Saturday, November 14, 2009

When VA Does Not Cite to Medical Evicence, Colvin v. Derwinski

We came across this older posting on the "“Top 10” Court Cases for Advocates", it makes a good point when they point out that VA and BVA may often make a determination that an in-service injury was “acute, without chronic residual disability.” I've seen this phrase used a lot.

This is similar to what was pointed out in our negative evidence posting, a conclusion which may or may not be referenced to any medical evidence. If there is not cited medical evidence, even if they do cite to evidence, make sure that it is correctly cited/quoted and not their [VA's] own unsubstantiated medical conclusion.

See the excerpt below citing to Colvin v. Derwinski

Full Article at:
THE VETERANS ADVOCATE
PDF file
A Veterans Law and Advocacy Journal
VOL. 19, NO. 1-6
January - June 2008

"VA Can’t Base Denial on its Own Medical Judgment
Colvin v. Derwinski, 1 Vet. App. 171 (1991)
Colvin stands for a now deeply embedded and fundamental principle of veterans law-the VA may use only independent medical evidence to support its benefits decisions. The VA may not use the medical opinion or judgment of the VA rater or BVA Veterans Law Judge to support a decision.
For many years prior to Colvin, VA decisions were based on the findings of VA physicians who were part of the decision-making process. A doctor employed by VA would not only provide the medical opinion that would be used to decide the claim, he or she would participate in deciding whether to grant or deny benefits.
This practice of having VA doctors play a decisionmaking role was ended by Colvin.
The Court held that:
If the medical evidence of record is insufficient, or, in
the opinion of the BVA, of doubtful weight or credibility,
the BVA is always free to supplement the
record by seeking an advisory opinion, ordering
a medical examination or citing recognized medical
treatises in its decisions that clearly support its
ultimate conclusions . . . . This procedure ensures
that all medical evidence contrary to the veteran’s
claim will be made known to him and be part of
the record before this Court.
Colvin, 1 Vet.App. at 175.
But advocates must watch out . . . even though the formal procedure of having a VA doctor play a decisionmaking role stopped after Colvin, VA raters and BVA Veterans Law Judges persist in relying on their own medical judgments to decide claims. For example, the VA and BVA may often make a determination that an in-service injury was “acute, without chronic residual disability.” However, the degree of injury and whether any disabilities resulted from the injury are medical assessments that the VA and the Board are not competent to make unless there is independent medical evidence to support that conclusion. This means that in many cases the VA’s determination that an in-service injury was acute and did not result in chronic disability may violate Colvin.

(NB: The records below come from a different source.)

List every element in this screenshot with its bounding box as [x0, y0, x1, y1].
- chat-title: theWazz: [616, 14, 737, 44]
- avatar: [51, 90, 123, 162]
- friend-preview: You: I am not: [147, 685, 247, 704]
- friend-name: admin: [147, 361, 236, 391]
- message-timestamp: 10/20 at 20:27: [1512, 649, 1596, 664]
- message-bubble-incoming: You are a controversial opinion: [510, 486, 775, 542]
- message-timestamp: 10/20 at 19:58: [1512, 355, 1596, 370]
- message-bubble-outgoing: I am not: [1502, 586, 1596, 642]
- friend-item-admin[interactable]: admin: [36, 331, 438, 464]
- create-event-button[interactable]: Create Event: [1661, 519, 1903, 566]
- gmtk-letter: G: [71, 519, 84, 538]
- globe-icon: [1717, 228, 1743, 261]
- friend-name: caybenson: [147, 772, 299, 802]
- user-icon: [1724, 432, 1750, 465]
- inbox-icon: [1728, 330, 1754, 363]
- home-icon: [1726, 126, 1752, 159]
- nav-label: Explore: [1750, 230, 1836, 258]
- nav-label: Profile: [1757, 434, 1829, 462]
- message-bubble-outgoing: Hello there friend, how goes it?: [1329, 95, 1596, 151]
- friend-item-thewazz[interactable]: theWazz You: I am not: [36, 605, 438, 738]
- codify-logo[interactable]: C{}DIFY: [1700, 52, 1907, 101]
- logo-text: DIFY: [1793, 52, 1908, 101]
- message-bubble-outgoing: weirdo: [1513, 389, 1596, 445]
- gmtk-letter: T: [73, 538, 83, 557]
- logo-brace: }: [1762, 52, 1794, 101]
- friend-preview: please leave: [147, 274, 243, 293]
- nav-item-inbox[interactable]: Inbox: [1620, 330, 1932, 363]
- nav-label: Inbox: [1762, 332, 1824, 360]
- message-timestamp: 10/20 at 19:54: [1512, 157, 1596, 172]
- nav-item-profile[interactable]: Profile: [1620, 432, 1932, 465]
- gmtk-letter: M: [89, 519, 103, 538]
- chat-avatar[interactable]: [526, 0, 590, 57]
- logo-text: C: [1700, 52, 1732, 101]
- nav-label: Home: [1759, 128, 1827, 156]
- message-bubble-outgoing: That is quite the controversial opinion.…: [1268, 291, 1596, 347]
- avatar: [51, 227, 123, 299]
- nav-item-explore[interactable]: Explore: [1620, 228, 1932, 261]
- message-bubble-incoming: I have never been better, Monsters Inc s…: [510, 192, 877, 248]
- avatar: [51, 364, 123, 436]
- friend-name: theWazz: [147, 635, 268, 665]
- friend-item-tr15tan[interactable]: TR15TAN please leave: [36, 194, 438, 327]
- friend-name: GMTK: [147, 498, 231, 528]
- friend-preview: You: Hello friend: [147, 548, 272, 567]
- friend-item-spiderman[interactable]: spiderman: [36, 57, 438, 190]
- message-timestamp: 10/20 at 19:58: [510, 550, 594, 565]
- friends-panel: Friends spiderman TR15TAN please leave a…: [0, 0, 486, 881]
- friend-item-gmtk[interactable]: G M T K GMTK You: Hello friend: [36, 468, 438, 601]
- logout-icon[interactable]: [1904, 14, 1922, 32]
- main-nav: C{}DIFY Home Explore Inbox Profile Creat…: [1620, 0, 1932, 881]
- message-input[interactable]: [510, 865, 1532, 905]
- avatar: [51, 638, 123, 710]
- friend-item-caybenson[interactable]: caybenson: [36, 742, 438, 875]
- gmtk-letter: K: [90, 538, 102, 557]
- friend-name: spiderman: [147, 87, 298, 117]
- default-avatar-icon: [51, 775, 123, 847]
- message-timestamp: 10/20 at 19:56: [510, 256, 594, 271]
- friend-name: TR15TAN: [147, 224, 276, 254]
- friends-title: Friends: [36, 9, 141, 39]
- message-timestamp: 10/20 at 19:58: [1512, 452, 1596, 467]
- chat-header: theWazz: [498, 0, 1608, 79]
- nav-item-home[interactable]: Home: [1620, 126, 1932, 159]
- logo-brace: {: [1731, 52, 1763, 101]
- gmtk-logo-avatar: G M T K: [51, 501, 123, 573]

Another common problem is that the VA may dismiss favorable medical evidence of record without citing to medical evidence in the record or medical literature to support its rejection. A good rule of thumb based on Colvin is that if there is a VA-made medical conclusion-not directly based on a medical examination report, advisory opinion, or medical literature- the conclusion may be erroneous because the VA has no independent medical support for its findings.
Decisions containing unsupported medical conclusions should be appealed."